Because of an expected historic turnout, we must all be very careful of how we look at polls in the weeks ahead. We are likely to see significant differences in polls based on whether they have a high- or low-turnout model. I would default to broad polling as opposed to too-restrictive, high-turnout likely voter models. The best idea is to diminish the importance of predictions, and let the election unfold without too many oddsmaking attempts.
5. Election Day is going to unfold like no other. More voters in America will cast their ballots prior to Election Day than ever before, making the need to cover the campaigns in the many days leading up to Nov. 3 as important as covering the day itself. In some states, nearly all voters will have cast their ballots prior to last-minute campaigning. In other states, more than half of the voters will have already voted.

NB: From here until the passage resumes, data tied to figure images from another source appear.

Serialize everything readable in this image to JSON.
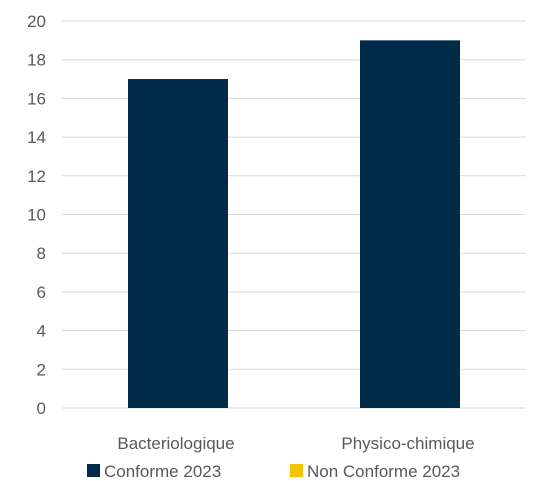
{
  "chart_data": {
    "type": "bar",
    "categories": [
      "Bacteriologique",
      "Physico-chimique"
    ],
    "series": [
      {
        "name": "Conforme 2023",
        "values": [
          17,
          19
        ],
        "color": "#002b49"
      },
      {
        "name": "Non Conforme 2023",
        "values": [
          0,
          0
        ],
        "color": "#f5c400"
      }
    ],
    "yticks": [
      "0",
      "2",
      "4",
      "6",
      "8",
      "10",
      "12",
      "14",
      "16",
      "18",
      "20"
    ],
    "ylim": [
      0,
      20
    ],
    "grid": true,
    "legend_position": "bottom"
  }
}
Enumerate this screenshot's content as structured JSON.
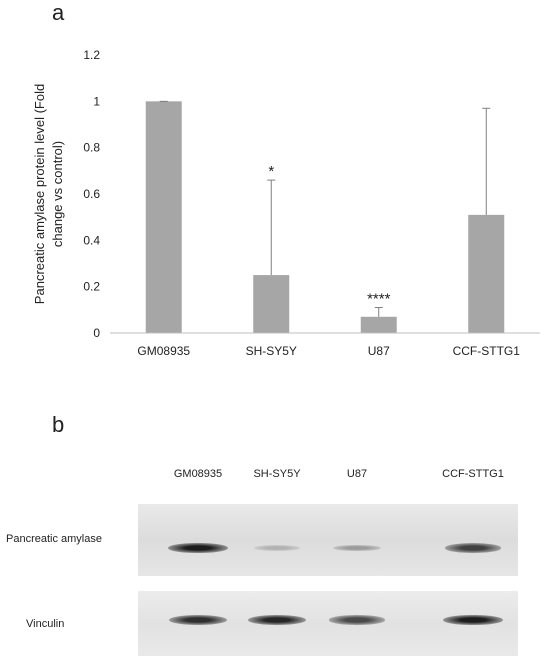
{
  "panels": {
    "a": "a",
    "b": "b"
  },
  "chart_data": {
    "type": "bar",
    "categories": [
      "GM08935",
      "SH-SY5Y",
      "U87",
      "CCF-STTG1"
    ],
    "values": [
      1.0,
      0.25,
      0.07,
      0.51
    ],
    "errors": [
      0.0,
      0.41,
      0.04,
      0.46
    ],
    "significance": [
      "",
      "*",
      "****",
      ""
    ],
    "ylabel": "Pancreatic amylase protein level (Fold change vs control)",
    "ylabel_lines": [
      "Pancreatic amylase protein level (Fold",
      "change vs control)"
    ],
    "ylim": [
      0,
      1.2
    ],
    "yticks": [
      "0",
      "0.2",
      "0.4",
      "0.6",
      "0.8",
      "1",
      "1.2"
    ],
    "bar_color": "#a6a6a6",
    "grid": false,
    "legend": "none"
  },
  "blot": {
    "lanes": [
      "GM08935",
      "SH-SY5Y",
      "U87",
      "CCF-STTG1"
    ],
    "rows": [
      {
        "label": "Pancreatic amylase",
        "intensities": [
          0.95,
          0.12,
          0.25,
          0.75
        ]
      },
      {
        "label": "Vinculin",
        "intensities": [
          0.85,
          0.9,
          0.7,
          0.95
        ]
      }
    ]
  }
}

Because of the emotion tied up in this election, we must all be cognizant of lowering temperatures as opposed to raising temperatures in how we talk about politics leading up to and on Election Day. Many races or states could easily be undecided on election night, and we must allow results to unfold slowly and methodically without jumping the gun in decision-making.
We only grow when disruptive change occurs in our lives. At times, this change has to be forced upon us so that we can take stock and adapt within our own circles. The same is true of broad systems and structures, and it is especially true in politics.
It is my hope we will adapt to this disruptive change and begin to create new political and media models for the America of the 21st century.